Los vecinos han vuelto, el ladrido del perro marca de nuevo las mañanas y las tardes, las compañías en el ascensor retoman sus conversaciones anodinas y nuestro comportamiento recupera su formalidad. Ha hecho un calor infernal en Móstoles. Nosotros, en el pueblo, igual, insoportable; eso sí, las noches, fresquitas. Nosotros, hemos pasado los días en la playa: baños, sombrilla, lectura, cremas, cerveza fresca y, por la noche, chiringuitos, bailes y licores. Yo he recorrido la Vera de Cáceres, disfrutando de las charcas heladas para aliviar el cansancio del camino, degustando buena comida y frutas deliciosas, y conociendo nueva gente.

Traemos nuestras vivencias al presente para asegurarnos de su permanencia en él, pese a alejarse en la memoria con cada día transcurrido. Recordar cada detalle antes de que muchos desaparezcan, es la máxima. El autobús de la memoria en el que los recuerdos que entran saludan al conductor y mantienen una breve charla con él antes de ir pasando al fondo para dar paso a los nuevos pasajeros. Unos se sientan, otros bajarán enseguida. El conductor olvidará algunas caras a favor de otras y segregará las conversaciones de alguna manera involuntaria. Quizá haya un día en que apenas recuerde que conducía un autobús y que llevó a cientos, acaso miles, de personas, de las que apenas se acuerda de una decena. Los viajes nos recuerdan que son presente, un presente efímero, y por eso han de vivirse con mayor intensidad que los días corrientes, para que su impronta pueda decorar nuestra vida cotidiana con algunos colores que nos hagan sentir y sonreír.

Estamos de vuelta en Móstoles, nos sorprendemos así, sonriendo. Hacemos pereza con las obligaciones al principio. Hemos de prepararnos el desayuno y ocuparnos de que haya qué desayunar, cuando hace apenas unas horas solo teníamos que entrar al salón y ser servidos o disponer del bufete a nuestro antojo. Y los niños. Hay que atar más corto a los niños, que han de vaciar la maleta y poner la ropa en el cesto para la lavadora. Pronto habrá que ocuparse de los colegios. Algunos libros ya están encargados, otros siguen a la espera de las listas. Y los materiales, esa mochila está en las últimas. Mamá no puedo llevarla más, parezco un mendigo.

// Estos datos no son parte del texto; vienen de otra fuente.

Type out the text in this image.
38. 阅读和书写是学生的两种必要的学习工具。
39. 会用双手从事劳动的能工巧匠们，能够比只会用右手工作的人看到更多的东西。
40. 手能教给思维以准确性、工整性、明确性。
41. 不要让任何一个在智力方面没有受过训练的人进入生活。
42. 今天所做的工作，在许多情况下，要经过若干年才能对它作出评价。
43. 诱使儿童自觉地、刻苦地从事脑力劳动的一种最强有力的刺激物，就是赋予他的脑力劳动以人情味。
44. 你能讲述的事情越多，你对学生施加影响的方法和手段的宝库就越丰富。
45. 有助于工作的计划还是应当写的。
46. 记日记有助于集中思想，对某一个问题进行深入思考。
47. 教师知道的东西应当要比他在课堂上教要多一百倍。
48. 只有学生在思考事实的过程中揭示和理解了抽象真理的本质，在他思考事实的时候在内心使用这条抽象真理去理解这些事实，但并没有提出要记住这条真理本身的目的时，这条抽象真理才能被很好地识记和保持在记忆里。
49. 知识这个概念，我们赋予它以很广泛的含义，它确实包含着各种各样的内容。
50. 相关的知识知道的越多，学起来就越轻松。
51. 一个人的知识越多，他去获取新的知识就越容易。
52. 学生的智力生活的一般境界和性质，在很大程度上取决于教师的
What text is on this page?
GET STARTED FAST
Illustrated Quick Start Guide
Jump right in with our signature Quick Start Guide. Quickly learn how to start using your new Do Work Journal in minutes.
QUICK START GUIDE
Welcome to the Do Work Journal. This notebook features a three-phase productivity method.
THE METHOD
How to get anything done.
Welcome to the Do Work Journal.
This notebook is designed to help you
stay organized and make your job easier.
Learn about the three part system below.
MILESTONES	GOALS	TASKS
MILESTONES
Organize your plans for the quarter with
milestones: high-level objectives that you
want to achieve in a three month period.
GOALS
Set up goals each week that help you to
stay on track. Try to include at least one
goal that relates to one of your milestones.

La plaza del Pradillo, por antonomasia escenario de la vida en la ciudad, comienza a colmarse de transeúntes dando los últimos paseos del verano, retomando los desayunos y meriendas en Los Reyunos, echando un vistazo a los escaparates de las tiendas que abren de nuevo el pestillo tras el asueto estival. ¡Cuánto tiempo! ¿Qué tal las vacaciones? Podemos contar con ellas, donde compramos habitualmente el pan, la mercería donde encontrar el hilo, y suerte que está cerca de casa, pues no quedan muchas. No queda mucho de los buenos hábitos del pasado. Los repartidores son una imagen habitual de las calles y se intensifica de nuevo su circulación. Como si hubieran guardado nuestras pertenencias durante este tiempo y ahora las devolviesen a todo el mundo el mismo día. El tráfico en la Avenida de Portugal se vuelve insufrible como en sus mejores días de invierno. Pronto aparecerán en escena los autobuses de los colegios y los vehículos de los padres entorpeciendo las vías en la puerta de éstos. El ruido y el movimiento dejarán atrás nuestra sensación de felicidad y nos habituaremos pronto a ellos. No en vano forman parte de nuestra vida y nuestro entorno habitual. Francisco, el camarero del hotel, tan gracioso y servicial, se desdibujará en la anécdota y los bañadores regresarán al armario de temporada.

Me adelanto, pues aún estamos regresando. Los vehículos aún llegan por las carreteras y aún quedan persianas por abrirse. Venimos con color, nuestro vecino lo nota y los amigos reconocen un atisbo de felicidad en nuestra mirada rutilante. Incluso ven crecidos a nuestros niños, pese a haber estado fuera apenas diez o quince días. Quienes hemos permanecido en la ciudad, la hemos disfrutado desolada. El día quince desaparecieron las personas y cerraron los comercios, y paseamos por las calles disfrutando de ellas, en ocasiones con el deseo de que se mantuvieran así todo el año o toda la vida. Un deseo fugaz porque no tardamos en echar en falta, en necesitar la vida cotidiana de las calles, con sus ventajas y sus inconvenientes. Nos gusta disfrutar del parque Finca Liana, incluso pese a los perros, y anhelamos la llegada de la Navidad, aún con la memoria fresca del Navipark del pasado año. Antes que eso, esperamos la inauguración de la primera programación de Escena Móstoles en septiembre, el mes loco en que comienza el año verdaderamente. Recuerda a los momentos previos al inicio de una función, revisando cada detalle para asegurar que todo está preparado, los actores listos para su entrada en escena y el control de luces y sonido verificado y a punto para el comienzo. Los nervios son inevitables y forman parte del espectáculo. Se irán diluyendo a medida que avance la función. Incluso los espectadores pueden sentirlos. Todo ese nerviosismo será aplacado con la historia que ha de revelarse sobre el escenario. La vida y la función continúan, y en ella encontramos nuestra dicha, podemos sentirnos orgullosos y satisfechos de cada paso que vamos dando. Regresamos a nuestro hogar y los días siguen dando de sí para fortuna nuestra.